(PG) ★★★★
Director: Jared Hess.
Cast: Jack Black, Jason Momoa, Emma Myers, Danielle Brooks, Sebastian Hansen, Jennifer Coolidge, Rachel House.
There are two brilliant backroom decisions that help make A Minecraft Movie the hilariously idiosyncratic joy that it is; the hirings of Jared Hess and Jack Black.
Hess was the fourth director attached to his film, which spent about a decade in development hell. But it's his distinctive sense of humour that elevates this above the mindless CG mess is could've and probably should've been. While his post-Napoleon Dynamite films have been little-seen, that droll and often abstract comedy line through his career is incredibly welcome here.
And Jack Black was certainly not the first choice to star in this video game adaptation as it bounced between writers and directors - he was initially merely a voice cameo as an animated pig. But with Jack Black at his most Jack Blackest, A Minecraft Movie becomes a very particular type of comedy. Be warned: if you have no time for Jack Black, then give this a wide berth. But if you can tolerate him and even enjoy his antics, then grab the kids and great ready for the most fun family film of the year.
Black stars as Steve, a regular dude who accidentally stumbles into the Overworld (ie. the regular Minecraft world) and makes it his home until he is captured by Malgosha (voiced by House), the evil piggish queen of the hellish Nether. Into the middle of this feud stumbles siblings Natalie (Myers) and Henry (Hansen), washed-up '80s gaming legend Garrett "The Garbage Man" Garrison (Momoa), and real estate agent/petting zoo owner Dawn (Brooks).
The plot itself is nothing special - it's essentially a MacGuffin quest. But given that Minecraft is essentially a plot-less video game, the film does a good job of finding a story to cut through yet also include the lore of this immensely popular sandpit game, ensuring the diehards will get their in-jokes and Easter eggs, and the noobs will get something they can enjoy even if they've never played the game before.
In between the insane CG action sequences (and everything in this is basically insane CG), there are some great character beats, particularly for Momoa's '80s-loving douchebag, and the siblings of Natalie and Henry. It's more than enough to flesh-out their characters and make us care, which is more than a lot of other big-budget blockbusters can manage these days.

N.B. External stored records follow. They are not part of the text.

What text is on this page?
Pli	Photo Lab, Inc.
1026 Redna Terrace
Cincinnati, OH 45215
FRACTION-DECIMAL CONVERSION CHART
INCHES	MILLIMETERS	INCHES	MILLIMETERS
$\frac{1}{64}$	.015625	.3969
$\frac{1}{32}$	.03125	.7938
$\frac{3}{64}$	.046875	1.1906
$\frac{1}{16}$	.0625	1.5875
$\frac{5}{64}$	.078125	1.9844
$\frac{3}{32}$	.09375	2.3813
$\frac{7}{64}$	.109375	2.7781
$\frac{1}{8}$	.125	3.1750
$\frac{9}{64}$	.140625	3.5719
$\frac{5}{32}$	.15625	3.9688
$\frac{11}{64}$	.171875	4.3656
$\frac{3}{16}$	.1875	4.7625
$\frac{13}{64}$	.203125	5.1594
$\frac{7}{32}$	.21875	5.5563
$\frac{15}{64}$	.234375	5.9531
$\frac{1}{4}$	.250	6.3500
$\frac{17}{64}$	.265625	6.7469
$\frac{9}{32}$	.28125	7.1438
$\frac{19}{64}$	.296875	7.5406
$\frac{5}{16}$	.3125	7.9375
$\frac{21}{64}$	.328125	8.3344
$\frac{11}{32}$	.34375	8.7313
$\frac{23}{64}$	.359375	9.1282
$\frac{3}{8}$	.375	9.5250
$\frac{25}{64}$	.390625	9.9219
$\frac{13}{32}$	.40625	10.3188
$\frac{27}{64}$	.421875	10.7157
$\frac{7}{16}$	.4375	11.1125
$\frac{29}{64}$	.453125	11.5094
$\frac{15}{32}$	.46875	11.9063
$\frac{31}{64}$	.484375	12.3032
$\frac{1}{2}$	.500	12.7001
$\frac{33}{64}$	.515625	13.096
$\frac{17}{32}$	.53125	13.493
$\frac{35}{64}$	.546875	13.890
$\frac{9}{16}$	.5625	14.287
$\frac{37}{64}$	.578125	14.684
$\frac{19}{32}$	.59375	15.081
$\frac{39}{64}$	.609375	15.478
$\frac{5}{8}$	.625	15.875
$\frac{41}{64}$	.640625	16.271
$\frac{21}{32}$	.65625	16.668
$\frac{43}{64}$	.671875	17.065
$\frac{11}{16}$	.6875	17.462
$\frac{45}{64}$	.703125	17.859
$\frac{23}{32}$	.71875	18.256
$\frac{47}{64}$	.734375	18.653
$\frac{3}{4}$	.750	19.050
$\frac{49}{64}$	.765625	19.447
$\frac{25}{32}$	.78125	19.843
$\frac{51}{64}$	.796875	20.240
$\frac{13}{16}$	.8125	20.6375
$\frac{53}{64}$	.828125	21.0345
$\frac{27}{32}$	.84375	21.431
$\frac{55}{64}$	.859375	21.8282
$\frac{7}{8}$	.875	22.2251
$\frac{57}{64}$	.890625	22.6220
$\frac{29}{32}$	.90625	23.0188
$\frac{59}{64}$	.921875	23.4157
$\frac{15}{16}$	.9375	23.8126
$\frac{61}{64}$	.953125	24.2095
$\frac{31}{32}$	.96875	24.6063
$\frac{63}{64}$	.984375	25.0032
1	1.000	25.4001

The film also does a good job of making it look like these actual humans are existing in and interacting with a cubic digital world, which is no mean feat.
But A Minecraft Movie really thrives as an ode to creativity, self-belief, and having a bonkers sense of humour. Black busts out random songs, there is an absurd love-story sideline about a vice-principal and a Minecraft villager, and a kid builds a jetpack that destroys a town icon (which happens to be a potato). There is plenty of classic Hess/Black moments wrapped together, playing out against the backdrop of either the lame town of Chuglass or the eye-melting world of Minecraft, and 90 per cent of them work.
Video game movies used to be a cursed proposition, but A Minecraft Movie shows what can be done if you lean into the game's aesthetic, dig out what makes it so popular (fun + creativity), and inject the whole thing with a self-aware sense of humour that's not a million miles away from The Lego Movie. In mining for laughs, it crafts a gem of a movie.